Last winter, after three years of effort, Li finally found a small publishing house, Xinxing (New Star Press) in Beijing, which was willing to publish his essay collections.
“This country must publish such a book,” one of Xinxing’s editors said. The other declared, “In our time, there must be someone who dares to take responsibility for this book.” Nevertheless, the publishing house took many precautions with Li’s work. Everything was kept secret during the proof-reading process; Li and his editor avoided using cell phones, and deleted the manuscript right after sending it to the printer, before it was even on the shelf. Finally, The Whole World Knows was out in January and Li went to Beijing for the book tour.
“Big eyes” Li, as his fans calls him, was surprised that, among his audience in Beijing, both the police and patriotic leftists were waiting for him. Last September Li wrote an article, “Confessions of a Traitor,” which criticized anti-Japanese nationalists and explained that a “boycott of Japanese goods” is just a form of self-deception for “brain damaged” patriots.

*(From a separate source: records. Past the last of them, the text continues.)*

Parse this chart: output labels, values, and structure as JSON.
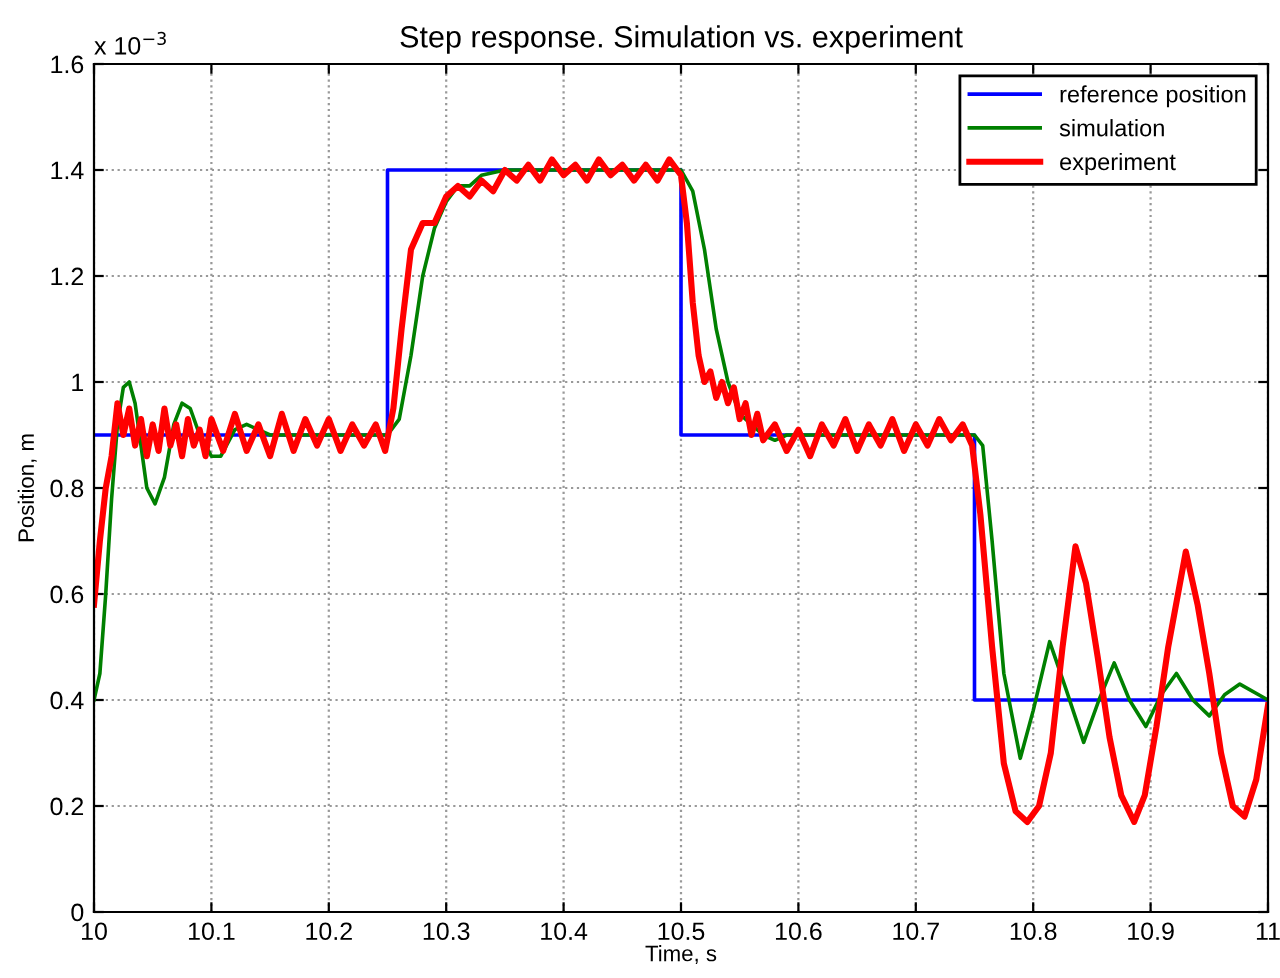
{
  "chart_data": {
    "type": "line",
    "title": "Step response. Simulation vs. experiment",
    "xlabel": "Time, s",
    "ylabel": "Position, m",
    "annotations": [
      "x 10$^{−3}$"
    ],
    "xlim": [
      10,
      11
    ],
    "xticks": [
      10,
      10.1,
      10.2,
      10.3,
      10.4,
      10.5,
      10.6,
      10.7,
      10.8,
      10.9,
      11
    ],
    "ylim": [
      0,
      1.6
    ],
    "yticks": [
      0,
      0.2,
      0.4,
      0.6,
      0.8,
      1,
      1.2,
      1.4,
      1.6
    ],
    "grid": true,
    "legend": "top right",
    "line_style": "solid",
    "marker": "none",
    "series": [
      {
        "name": "reference position",
        "color": "#0000ff",
        "x": [
          10,
          10.25,
          10.25,
          10.5,
          10.5,
          10.75,
          10.75,
          11
        ],
        "values": [
          0.9,
          0.9,
          1.4,
          1.4,
          0.9,
          0.9,
          0.4,
          0.4
        ]
      },
      {
        "name": "simulation",
        "color": "#008000",
        "x": [
          10.0,
          10.005,
          10.01,
          10.015,
          10.02,
          10.025,
          10.03,
          10.035,
          10.04,
          10.045,
          10.052,
          10.06,
          10.068,
          10.075,
          10.082,
          10.09,
          10.1,
          10.108,
          10.12,
          10.13,
          10.15,
          10.25,
          10.26,
          10.27,
          10.28,
          10.29,
          10.3,
          10.31,
          10.32,
          10.33,
          10.35,
          10.5,
          10.51,
          10.52,
          10.53,
          10.54,
          10.55,
          10.56,
          10.57,
          10.58,
          10.59,
          10.75,
          10.757,
          10.765,
          10.775,
          10.789,
          10.8,
          10.814,
          10.828,
          10.843,
          10.856,
          10.869,
          10.882,
          10.896,
          10.909,
          10.922,
          10.936,
          10.95,
          10.963,
          10.976,
          11.0
        ],
        "values": [
          0.4,
          0.45,
          0.6,
          0.78,
          0.92,
          0.99,
          1.0,
          0.96,
          0.88,
          0.8,
          0.77,
          0.82,
          0.92,
          0.96,
          0.95,
          0.9,
          0.86,
          0.86,
          0.91,
          0.92,
          0.9,
          0.9,
          0.93,
          1.05,
          1.2,
          1.29,
          1.34,
          1.37,
          1.37,
          1.39,
          1.4,
          1.4,
          1.36,
          1.25,
          1.1,
          1.0,
          0.94,
          0.92,
          0.9,
          0.89,
          0.9,
          0.9,
          0.88,
          0.7,
          0.45,
          0.29,
          0.38,
          0.51,
          0.42,
          0.32,
          0.4,
          0.47,
          0.4,
          0.35,
          0.41,
          0.45,
          0.4,
          0.37,
          0.41,
          0.43,
          0.4
        ]
      },
      {
        "name": "experiment",
        "color": "#ff0000",
        "x": [
          10.0,
          10.005,
          10.01,
          10.015,
          10.02,
          10.025,
          10.03,
          10.035,
          10.04,
          10.045,
          10.05,
          10.055,
          10.06,
          10.065,
          10.07,
          10.075,
          10.08,
          10.085,
          10.09,
          10.095,
          10.1,
          10.11,
          10.12,
          10.13,
          10.14,
          10.15,
          10.16,
          10.17,
          10.18,
          10.19,
          10.2,
          10.21,
          10.22,
          10.23,
          10.24,
          10.248,
          10.255,
          10.262,
          10.27,
          10.28,
          10.29,
          10.3,
          10.31,
          10.32,
          10.33,
          10.34,
          10.35,
          10.36,
          10.37,
          10.38,
          10.39,
          10.4,
          10.41,
          10.42,
          10.43,
          10.44,
          10.45,
          10.46,
          10.47,
          10.48,
          10.49,
          10.5,
          10.505,
          10.51,
          10.515,
          10.52,
          10.525,
          10.53,
          10.535,
          10.54,
          10.545,
          10.55,
          10.555,
          10.56,
          10.565,
          10.57,
          10.58,
          10.59,
          10.6,
          10.61,
          10.62,
          10.63,
          10.64,
          10.65,
          10.66,
          10.67,
          10.68,
          10.69,
          10.7,
          10.71,
          10.72,
          10.73,
          10.74,
          10.748,
          10.755,
          10.765,
          10.775,
          10.785,
          10.795,
          10.805,
          10.815,
          10.825,
          10.836,
          10.845,
          10.855,
          10.865,
          10.875,
          10.886,
          10.895,
          10.905,
          10.915,
          10.93,
          10.94,
          10.95,
          10.96,
          10.97,
          10.98,
          10.99,
          11.0
        ],
        "values": [
          0.58,
          0.7,
          0.8,
          0.86,
          0.96,
          0.9,
          0.95,
          0.88,
          0.93,
          0.86,
          0.92,
          0.87,
          0.95,
          0.88,
          0.92,
          0.86,
          0.93,
          0.88,
          0.91,
          0.86,
          0.93,
          0.87,
          0.94,
          0.87,
          0.92,
          0.86,
          0.94,
          0.87,
          0.93,
          0.88,
          0.93,
          0.87,
          0.92,
          0.88,
          0.92,
          0.87,
          0.95,
          1.1,
          1.25,
          1.3,
          1.3,
          1.35,
          1.37,
          1.35,
          1.38,
          1.36,
          1.4,
          1.38,
          1.41,
          1.38,
          1.42,
          1.39,
          1.41,
          1.38,
          1.42,
          1.39,
          1.41,
          1.38,
          1.41,
          1.38,
          1.42,
          1.39,
          1.3,
          1.15,
          1.05,
          1.0,
          1.02,
          0.97,
          1.0,
          0.96,
          0.99,
          0.93,
          0.96,
          0.9,
          0.94,
          0.89,
          0.92,
          0.87,
          0.91,
          0.86,
          0.92,
          0.88,
          0.93,
          0.87,
          0.92,
          0.88,
          0.93,
          0.87,
          0.92,
          0.88,
          0.93,
          0.89,
          0.92,
          0.88,
          0.75,
          0.5,
          0.28,
          0.19,
          0.17,
          0.2,
          0.3,
          0.5,
          0.69,
          0.62,
          0.48,
          0.33,
          0.22,
          0.17,
          0.22,
          0.35,
          0.5,
          0.68,
          0.58,
          0.45,
          0.3,
          0.2,
          0.18,
          0.25,
          0.39
        ]
      }
    ]
  }
}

At the book signing in Beijing, Li was punched by two men and threatened with a gift-wrapped knife. These people were probably angry with him for criticizing his own fatherland while expressing tolerance of the Japanese, who recently displayed—again—their ambitions in the Senkaku-Island dispute.
Two days later, on January 12, before a book signing in his hometown of Chengdu, the authorities told Li that he should keep his mouth shut—no greetings, no exchanging any words with the readers. Some of Li’s literary friends, such as the scholar Ran Yunfei, the poet Li Yawei, and the renown writer Liu Shahe, were there to support him, but he could only shake hands with them silently. Plainclothes police removed the microphones, cancelled the press conference, and forced the guests to leave the stage. Li even wore a black gag while signing the books. He then went to the middle of the stage and opened his jacket. Inside he was wearing a white T-shirt with four blue characters written on it. They read: I love you all.
Thus a simple book signing turns into a dramatic and emotional confrontation. Once burnt, twice cautious, the authority is alert to all sorts of mass gatherings. In their logic, any event with a crowd means a potential riot. Therefore it needs to be nipped in the bud. Yet, due to the authorities’ “help,”The Whole World Knows was sold out—300,000 copies—within a week!
First allow the publishing, afterward prevent the book tour.
Such contradictory behavior is very normal in China. The best description of the publishing situation can be found in Li’s article “Only a Common Youngster.” In it he writes: “Only the publishing house under Party leadership is allowed to give out ISBN numbers; many harmful works can be published without the ISBN number though. Some bold or not ‘well-educated’ publishing houses dare to resist the pressure and publish certain books. Yet publishing is just the beginning, because afterwards censorship is still there. Despite the pressure, some books are published secretly, but will be banned right after they are on the market, like Ye Fu’s Urban Elegy years ago. Other books are printed, yet the information has been leaked, so they must be piled in storage, like Yu Jianrong’s Report on An’yuan…there are also books that are printed but directly destroyed, like Solo Mission 2…When a book is published, it is only the beginning; there are still tens of thousands of miles to go and no one can tell when and where it will be killed by certain forces.”
The situation is the same for bloggers. Your home page or Facebook account can be shut down overnight. Your article can be deleted in minutes. In this country, independent writers are fighters and survivors. Li said it well: “Writing is not a way to teach lessons; it is only a civilized way to find company, so that you are not alone.”